I'm not confident about it is that I don't see where I used the condition "for all ordinals $\alpha<\kappa$, $\alpha$ injects into $\kappa$".

That $\alpha$ injects into $\kappa$ in your definition is superfluous: this is true for any $\alpha<\kappa$ (since $\alpha<\kappa$ implies $\alpha\subset\kappa$, so you could take the identity map). It is therefore not surprising that you don't need it in your proof.

More general, you do not necessarily need to use all parts of the definition of a cardinal, since you're proving that "if $\kappa$ is an infinite cardinal, then something something". There may be other objects for with something something is true as well, that aren't cardinals. You would only need to use all parts of the definition of a cardinal in claims of the form "if something something, then $\kappa$ is a cardinal".

In fact, it's true for any infinite set $A$ that there exists $f:A\to A$ such that $|f^{-1}(a)|=|A|$ for all $a\in A$. You do not need $A$ to be a cardinal.

If we compose this map with the $\phi$ mentioned above, would the preimage still have size $\kappa$?

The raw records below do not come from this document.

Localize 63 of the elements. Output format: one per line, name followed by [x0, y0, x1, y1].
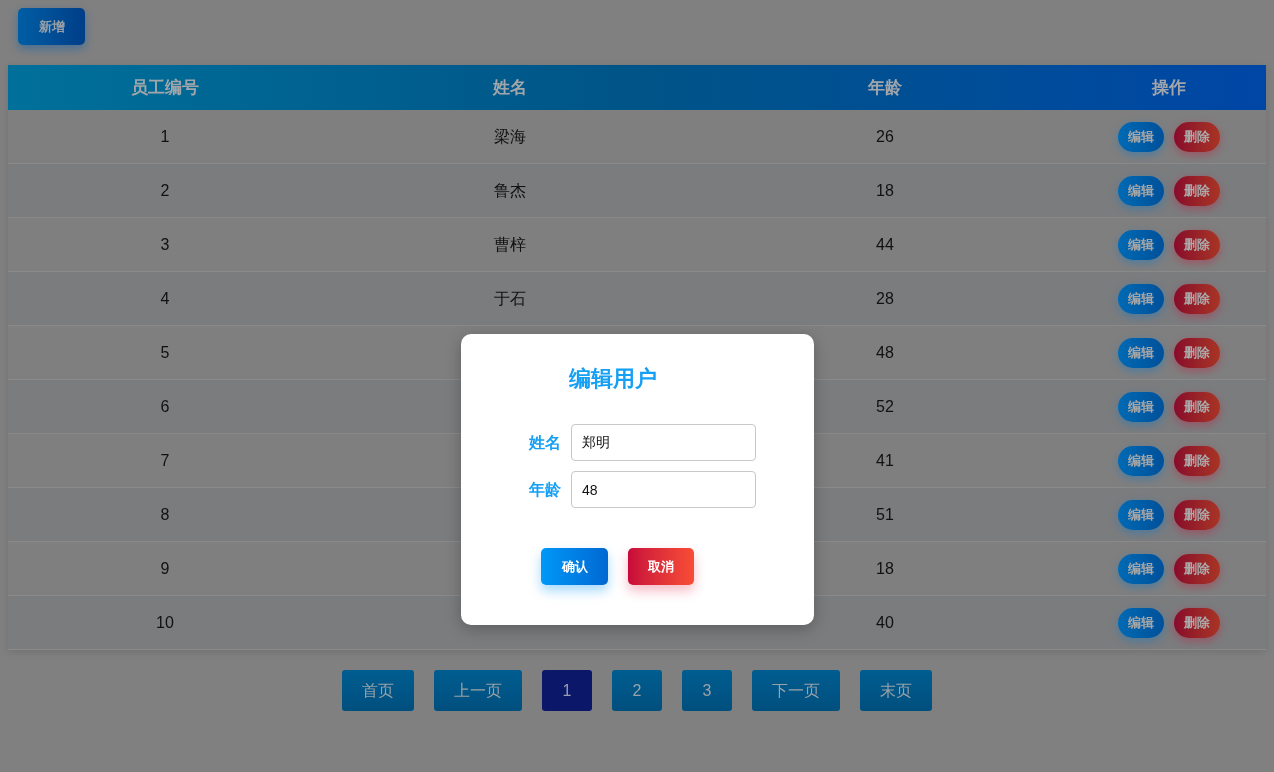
table-cell-text: 1 [160, 126, 170, 147]
confirm-button[interactable]: 确认 [541, 548, 608, 585]
table-cell-text: 51 [876, 504, 894, 525]
page-button[interactable]: 2 [612, 670, 662, 711]
delete-button[interactable]: 删除 [1174, 229, 1220, 260]
edit-button[interactable]: 编辑 [1118, 553, 1164, 584]
table-cell-text: 18 [876, 558, 894, 579]
column-header: 姓名 [493, 76, 527, 99]
page-button[interactable]: 上一页 [434, 670, 522, 711]
page-button[interactable]: 末页 [860, 670, 932, 711]
table-cell-text: 曹梓 [494, 234, 526, 255]
edit-button[interactable]: 编辑 [1118, 121, 1164, 152]
delete-button[interactable]: 删除 [1174, 553, 1220, 584]
delete-button[interactable]: 删除 [1174, 607, 1220, 638]
table-cell-text: 26 [876, 126, 894, 147]
table-cell-text: 7 [160, 450, 170, 471]
edit-button[interactable]: 编辑 [1118, 607, 1164, 638]
page-button[interactable]: 下一页 [752, 670, 840, 711]
table-cell-text: 44 [876, 234, 894, 255]
table-cell-text: 8 [160, 504, 170, 525]
table-cell-text: 18 [876, 180, 894, 201]
delete-button[interactable]: 删除 [1174, 337, 1220, 368]
edit-button[interactable]: 编辑 [1118, 229, 1164, 260]
edit-button[interactable]: 编辑 [1118, 283, 1164, 314]
delete-button[interactable]: 删除 [1174, 391, 1220, 422]
dialog-title: 编辑用户 [569, 365, 657, 393]
table-cell-text: 40 [876, 612, 894, 633]
input-field[interactable]: 48 [571, 471, 756, 508]
delete-button[interactable]: 删除 [1174, 175, 1220, 206]
table-cell-text: 28 [876, 288, 894, 309]
cancel-button[interactable]: 取消 [628, 548, 694, 585]
table-cell-text: 6 [160, 396, 170, 417]
table-cell-text: 2 [160, 180, 170, 201]
field-label: 年龄 [529, 479, 561, 500]
page-button[interactable]: 3 [682, 670, 732, 711]
delete-button[interactable]: 删除 [1174, 121, 1220, 152]
edit-button[interactable]: 编辑 [1118, 391, 1164, 422]
table-cell-text: 41 [876, 450, 894, 471]
table-cell-text: 10 [156, 612, 174, 633]
table-cell-text: 于石 [494, 288, 526, 309]
page-button[interactable]: 1 [542, 670, 592, 711]
table-cell-text: 48 [876, 342, 894, 363]
table-cell-text: 9 [160, 558, 170, 579]
edit-button[interactable]: 编辑 [1118, 175, 1164, 206]
column-header: 员工编号 [131, 76, 199, 99]
table-cell-text: 梁海 [494, 126, 526, 147]
page-button[interactable]: 首页 [342, 670, 414, 711]
table-cell-text: 52 [876, 396, 894, 417]
delete-button[interactable]: 删除 [1174, 499, 1220, 530]
add-button[interactable]: 新增 [18, 8, 85, 45]
column-header: 操作 [1152, 76, 1186, 99]
field-label: 姓名 [529, 432, 561, 453]
table-cell-text: 4 [160, 288, 170, 309]
input-field[interactable]: 郑明 [571, 424, 756, 461]
edit-button[interactable]: 编辑 [1118, 445, 1164, 476]
table-cell-text: 3 [160, 234, 170, 255]
delete-button[interactable]: 删除 [1174, 283, 1220, 314]
column-header: 年龄 [868, 76, 902, 99]
delete-button[interactable]: 删除 [1174, 445, 1220, 476]
edit-button[interactable]: 编辑 [1118, 337, 1164, 368]
table-cell-text: 5 [160, 342, 170, 363]
edit-button[interactable]: 编辑 [1118, 499, 1164, 530]
table-cell-text: 鲁杰 [494, 180, 526, 201]
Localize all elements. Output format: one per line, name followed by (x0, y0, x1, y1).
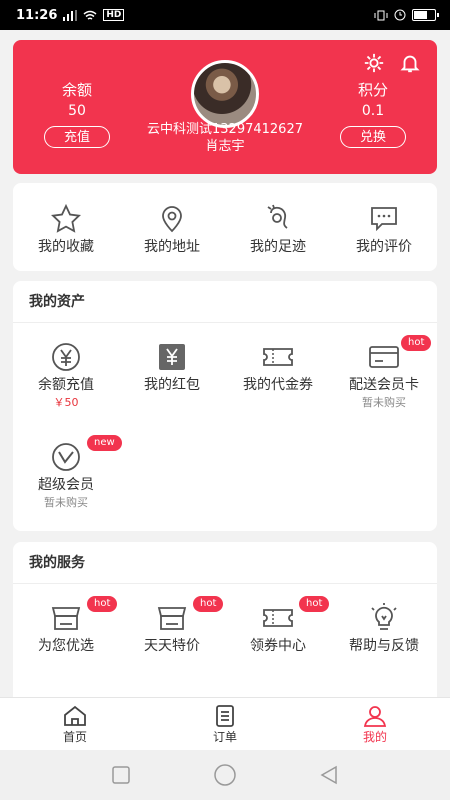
balance-value: 50 (68, 103, 86, 119)
asset-label: 我的代金券 (243, 377, 313, 393)
hot-badge: hot (87, 596, 118, 612)
asset-label: 超级会员 (38, 477, 94, 493)
vibrate-icon (374, 10, 388, 20)
wifi-icon (83, 10, 97, 20)
hot-badge: hot (401, 335, 432, 351)
system-nav (0, 750, 450, 800)
hot-badge: hot (299, 596, 330, 612)
asset-label: 配送会员卡 (349, 377, 419, 393)
balance-label: 余额 (61, 81, 92, 99)
quick-item-label: 我的收藏 (38, 239, 94, 255)
quick-item-label: 我的评价 (356, 239, 412, 255)
nav-home[interactable]: 首页 (0, 698, 150, 750)
services-section: 我的服务 hot 为您优选 hot 天天特价 hot 领券中心 帮助与反馈 (13, 542, 437, 722)
hd-indicator: HD (103, 9, 125, 21)
quick-item-label: 我的地址 (144, 239, 200, 255)
card-icon (369, 346, 399, 368)
location-icon (162, 206, 182, 233)
assets-title: 我的资产 (13, 281, 437, 323)
asset-status: 暂未购买 (362, 396, 406, 409)
points-label: 积分 (357, 81, 388, 99)
settings-icon[interactable] (363, 52, 385, 74)
footprint-icon (267, 204, 288, 229)
order-icon (216, 705, 234, 727)
status-time: 11:26 (16, 7, 58, 23)
back-icon[interactable] (319, 765, 339, 785)
quick-item-label: 我的足迹 (250, 239, 306, 255)
status-bar: 11:26 HD (0, 0, 450, 30)
nav-mine[interactable]: 我的 (300, 698, 450, 750)
points-value: 0.1 (361, 103, 385, 119)
service-label: 为您优选 (38, 638, 94, 654)
asset-label: 余额充值 (38, 377, 94, 393)
quick-item-reviews[interactable]: 我的评价 (331, 183, 437, 271)
service-label: 帮助与反馈 (349, 638, 419, 654)
profile-header: 余额 50 充值 云中科测试13297412627 肖志宇 积分 0.1 兑换 (13, 40, 437, 174)
quick-item-address[interactable]: 我的地址 (119, 183, 225, 271)
nav-label: 首页 (62, 730, 87, 744)
vip-icon (52, 443, 80, 471)
bulb-icon (371, 603, 397, 630)
asset-item-voucher[interactable]: 我的代金券 (225, 341, 331, 441)
points-block: 积分 0.1 兑换 (338, 80, 408, 148)
quick-item-footprint[interactable]: 我的足迹 (225, 183, 331, 271)
star-icon (51, 203, 81, 233)
recents-icon[interactable] (111, 765, 131, 785)
home-circle-icon[interactable] (213, 763, 237, 787)
home-icon (64, 705, 86, 726)
quick-actions: 我的收藏 我的地址 我的足迹 我的评价 (13, 183, 437, 271)
assets-section: 我的资产 余额充值 ￥50 我的红包 我的代金券 hot 配送会员卡 暂未购买 … (13, 281, 437, 531)
new-badge: new (87, 435, 122, 451)
alarm-icon (394, 9, 406, 21)
asset-label: 我的红包 (144, 377, 200, 393)
asset-item-delivery-card[interactable]: hot 配送会员卡 暂未购买 (331, 335, 437, 441)
hot-badge: hot (193, 596, 224, 612)
exchange-button[interactable]: 兑换 (340, 126, 406, 148)
service-item-coupon-center[interactable]: hot 领券中心 (225, 596, 331, 692)
battery-icon (412, 9, 439, 21)
yen-coin-icon (52, 343, 80, 371)
comment-icon (371, 207, 397, 232)
bell-icon[interactable] (399, 52, 421, 74)
service-item-help[interactable]: 帮助与反馈 (331, 602, 437, 692)
asset-item-recharge[interactable]: 余额充值 ￥50 (13, 341, 119, 441)
quick-item-favorites[interactable]: 我的收藏 (13, 183, 119, 271)
user-icon (363, 706, 387, 727)
asset-balance: ￥50 (53, 396, 79, 409)
asset-item-super-vip[interactable]: new 超级会员 暂未购买 (13, 435, 122, 541)
avatar[interactable] (191, 60, 259, 128)
red-packet-icon (159, 344, 185, 370)
services-title: 我的服务 (13, 542, 437, 584)
ticket-icon (263, 609, 293, 627)
service-label: 天天特价 (144, 638, 200, 654)
nav-orders[interactable]: 订单 (150, 698, 300, 750)
service-label: 领券中心 (250, 638, 306, 654)
nav-label: 订单 (212, 730, 237, 744)
service-item-recommend[interactable]: hot 为您优选 (13, 596, 119, 692)
bottom-nav: 首页 订单 我的 (0, 697, 450, 750)
asset-item-red-packet[interactable]: 我的红包 (119, 341, 225, 441)
service-item-daily-deals[interactable]: hot 天天特价 (119, 596, 225, 692)
shop-icon (51, 607, 81, 630)
shop-icon (157, 607, 187, 630)
voucher-icon (263, 348, 293, 366)
nav-label: 我的 (362, 730, 387, 744)
asset-status: 暂未购买 (44, 496, 88, 509)
signal-icon (63, 9, 78, 21)
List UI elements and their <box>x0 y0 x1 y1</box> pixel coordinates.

Since $\phi$ is a bijection, it does not have any effect on the cardinality of the preimage. This is because bijections preserve cardinality by definition of cardinality: $A$ and $B$ have the same cardinality iff there exists a bijection $A\to B$. So the preimage $\{x\}\times\kappa$ of $x\in\kappa$ under $proj_1$ has the same cardinality as $\phi^{-1}[\{x\}\times\kappa]$, since $\phi^{-1}$ is a bijection.